If you are buying or selling residential real estate, a seller can either "disclaim" wherein they will state they are not aware that anything is wrong, or fill in a detailed document that conforms to the Maryland Property Disclosure Law, which includes seller input on the following:
- Type of roof & age
- Other Structural Systems, including Exterior Walls and Floors
- Plumbing System
- Heating Systems
- Air Conditioning System
- Electric Systems & Smoke detectors
- Septic Systems
- Water Supply
- Exterior Drainage
- Wood-destroying insects
- Are there any hazardous or regulated materials (including, but not limited to licensed landfills, asbestos, radon gas, lead-based paint, underground storage tanks, or other contamination) on the property?
- If the property relies on the combustion of a fossil fuel for heat, ventilation, hot water, or clothes dryer operation, is a carbon monoxide alarm installed in the property?

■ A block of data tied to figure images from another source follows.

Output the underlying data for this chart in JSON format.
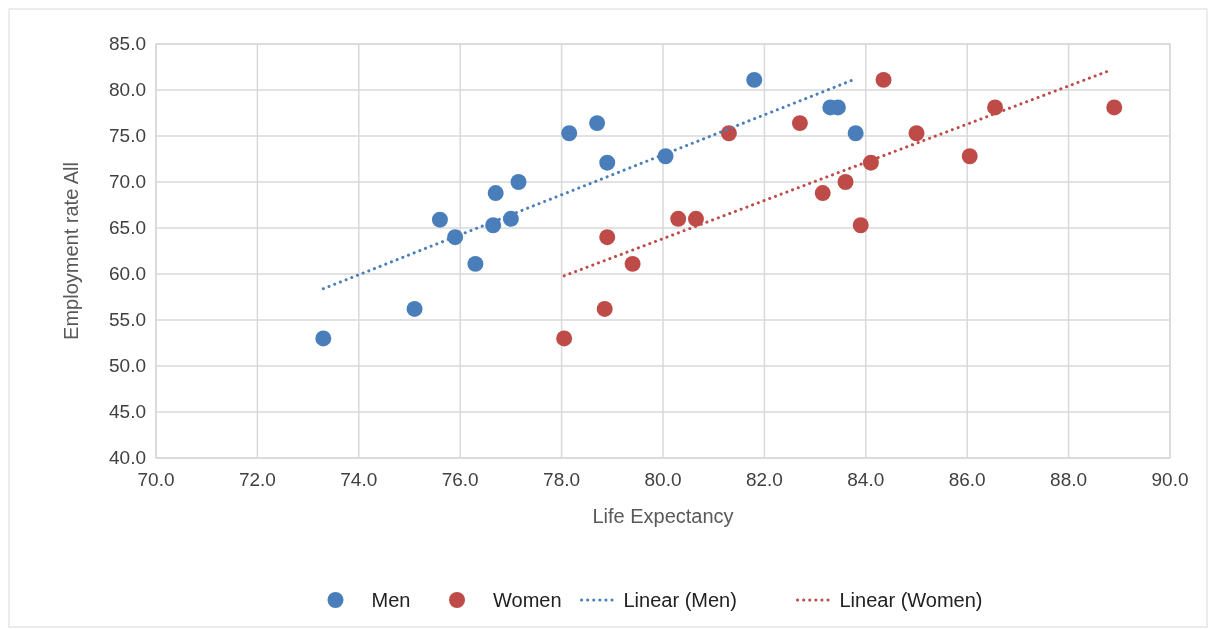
{
  "chart_data": {
    "type": "scatter",
    "xlabel": "Life Expectancy",
    "ylabel": "Employment rate All",
    "xlim": [
      70,
      90
    ],
    "xticks": [
      {
        "value": 70,
        "label": "70.0"
      },
      {
        "value": 72,
        "label": "72.0"
      },
      {
        "value": 74,
        "label": "74.0"
      },
      {
        "value": 76,
        "label": "76.0"
      },
      {
        "value": 78,
        "label": "78.0"
      },
      {
        "value": 80,
        "label": "80.0"
      },
      {
        "value": 82,
        "label": "82.0"
      },
      {
        "value": 84,
        "label": "84.0"
      },
      {
        "value": 86,
        "label": "86.0"
      },
      {
        "value": 88,
        "label": "88.0"
      },
      {
        "value": 90,
        "label": "90.0"
      }
    ],
    "ylim": [
      40,
      85
    ],
    "yticks": [
      {
        "value": 40,
        "label": "40.0"
      },
      {
        "value": 45,
        "label": "45.0"
      },
      {
        "value": 50,
        "label": "50.0"
      },
      {
        "value": 55,
        "label": "55.0"
      },
      {
        "value": 60,
        "label": "60.0"
      },
      {
        "value": 65,
        "label": "65.0"
      },
      {
        "value": 70,
        "label": "70.0"
      },
      {
        "value": 75,
        "label": "75.0"
      },
      {
        "value": 80,
        "label": "80.0"
      },
      {
        "value": 85,
        "label": "85.0"
      }
    ],
    "grid": true,
    "legend": "bottom",
    "marker": "circle",
    "series": [
      {
        "name": "Men",
        "color": "#4a7ebb",
        "x": [
          73.3,
          75.1,
          75.6,
          75.9,
          76.3,
          76.65,
          76.7,
          77.0,
          77.15,
          78.15,
          78.7,
          78.9,
          80.05,
          81.8,
          83.3,
          83.45,
          83.8
        ],
        "values": [
          53.0,
          56.2,
          65.9,
          64.0,
          61.1,
          65.3,
          68.8,
          66.0,
          70.0,
          75.3,
          76.4,
          72.1,
          72.8,
          81.1,
          78.1,
          78.1,
          75.3
        ]
      },
      {
        "name": "Women",
        "color": "#be4b48",
        "x": [
          78.05,
          78.85,
          78.9,
          79.4,
          80.3,
          80.65,
          81.3,
          82.7,
          83.15,
          83.6,
          83.9,
          84.1,
          84.35,
          85.0,
          86.05,
          86.55,
          88.9
        ],
        "values": [
          53.0,
          56.2,
          64.0,
          61.1,
          66.0,
          66.0,
          75.3,
          76.4,
          68.8,
          70.0,
          65.3,
          72.1,
          81.1,
          75.3,
          72.8,
          78.1,
          78.1
        ]
      },
      {
        "name": "Linear (Men)",
        "type": "line",
        "line_style": "dotted",
        "marker": "none",
        "color": "#4a7ebb",
        "x": [
          73.3,
          83.75
        ],
        "values": [
          58.4,
          81.1
        ]
      },
      {
        "name": "Linear (Women)",
        "type": "line",
        "line_style": "dotted",
        "marker": "none",
        "color": "#be4b48",
        "x": [
          78.05,
          88.85
        ],
        "values": [
          59.8,
          82.2
        ]
      }
    ]
  }
}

- Are there any zone violations, nonconforming uses, violation of building restrictions or setback requirements or any recorded or unrecorded easement, except for utilities, on or affecting the property? If you or a contractor have made improvements to the property, were the required permits pulled from the county or local permitting office?
- Is the property located in a flood zone, conservation area, wetland area, Chesapeake Bay critical area or Designated Historic District?
- Is the property subject to any restriction imposed by a Homeowners Association or any other type of community association?
- Are there any other material defects, including latent defects, affecting the physical condition of the property?
The seller MUST provide a full property disclosure document that lists current condition of all key systems. You can use the list for Maryland and to that include: Fireplace/chimneys, Windows, Damage to property, and if subject to historic property restrictions. More information can be found at the District of Columbia Residential Real Property Seller Disclosures.
Virginia is a true "caveat emptor" state wherein the seller does not need to disclose anything, unless to the seller it is a "known material defect". For detailed information, please visit Virginia Residential Property Disclosure Act. Most residential property transfers are excluded from full disclosure, nevertheless a property disclosure is used wherein the seller can provide known material defects. Most people do not read this form which states that: "owner(s) of the residential real property makes no representations or warranties as to:"
- Adjacent Parcels
- Historic District Ordinance(s)
- Resource Protection Areas
- Sexual Offenders
- Dam Break Inundation Zone(s)
- Stormwater Detention Facilities
- Wastewater System
- Solar Energy Collection Device(s)
- Special Flood Hazard Areas
- Conservation or Other Easements
- Community Development Authority
Regardless where you buy property, it is important that you invest in the proper research to ensure that you are buying a good property that will serve you for now, and in the future.